The consortium’s draft plan features the application of a 2001 legislative framework for “deep underground” utilization for public works as well as the so-called private finance initiative, which would not count on government coffers to pay for the project.
According to the draft proposal, the existing elevated Inner Circular Route would be buried 60 meters down. By applying the deep underground utilization law to this major project, there would be no need to worry about the huge cost of procuring land.
According to an estimate for the project, consigned to a Tokyo construction consultancy, the total construction cost would be approximately ¥4.6 trillion, including the cost of dismantling the existing structures on the surface, and would take only six years to complete.
If the private finance initiative, or PFI, is used, the project would be financed 100 percent by the private sector. The invested capital would be redeemed in 33 to 45 years, depending on the level of interest rates.
The plan has been revived in a way to incorporate another plan to put a 2-km section of the expressway running above Nihonbashi Bridge, one of Tokyo’s historical landmarks, underground. Nihonbashi Bridge was the starting point for five major trunk roads in the Edo Period.
Prompted by a campaign initiated by residents and businesses in the neighborhood, a government advisory panel proposed the plan in fall 2006 to then Prime Minister Junichiro Koizumi. But it was shelved due chiefly to the huge cost — estimated at ¥400 billion to ¥500 billion.
The March 11 quake and tsunami helped revive the project.
According to Yoshitaka Ohashi, a senior leader of the Rotary Club in Suginami Ward and one of the original promoters of the project, last year’s disasters have raised public concerns about how resistant the Tokyo Metropolitan Expressway is to earthquakes.
“The project plan originated from our concerns about the environmental hazards, the chronic traffic congestion causing immense negative repercussions on the national economy, and the preservation of Tokyo’s scenic beauty,” Ohashi said. “Like it or not, the March 11 earthquake and tsunami added a decisive spur to the revival of our dream project.”
Last fall, Democratic Party of Japan lawmaker Jin Matsubara, a former senior vice transport minister, led informal meetings with ministry officials and key members of Tokyo Rotary Clubs to study the feasibility of dismantling the old expressways and building new ones underground.
This also helped the ministry to take the project seriously, sources say. Matsubara is now chairman of the National Public Safety Commission.

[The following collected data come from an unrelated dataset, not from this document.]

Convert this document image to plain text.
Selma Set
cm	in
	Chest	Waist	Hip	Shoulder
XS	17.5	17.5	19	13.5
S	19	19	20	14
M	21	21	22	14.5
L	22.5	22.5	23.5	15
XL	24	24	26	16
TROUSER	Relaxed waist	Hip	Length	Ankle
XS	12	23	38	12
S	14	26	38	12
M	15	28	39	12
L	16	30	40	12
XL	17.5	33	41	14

According to the infrastructure ministry, a stricter quake-proof regulation was imposed on elevated highways and expressways in the wake of the 1995 Great Hanshin Earthquake that devastated Kobe. The Metropolitan Expressway network poses no safety worries even if a magnitude 7 earthquake should hit central Tokyo, according to the ministry.
On the other hand, Metropolitan Express Co., operator of Tokyo’s expressway network, admits piecemeal repairs on portions of the network aren’t enough to guarantee their safety.
The firm organized a panel of experts earlier this month to develop recommendations for a long-term repair plan.
Normally, it takes years for the government to forge a national consensus on how to deal with this kind of project and many more years to make it a reality.
But now that addressing the decayed portions of the network has become a pressing issue, a senior official said the infrastructure ministry “will act deliberately with strong determination to materialize the project.”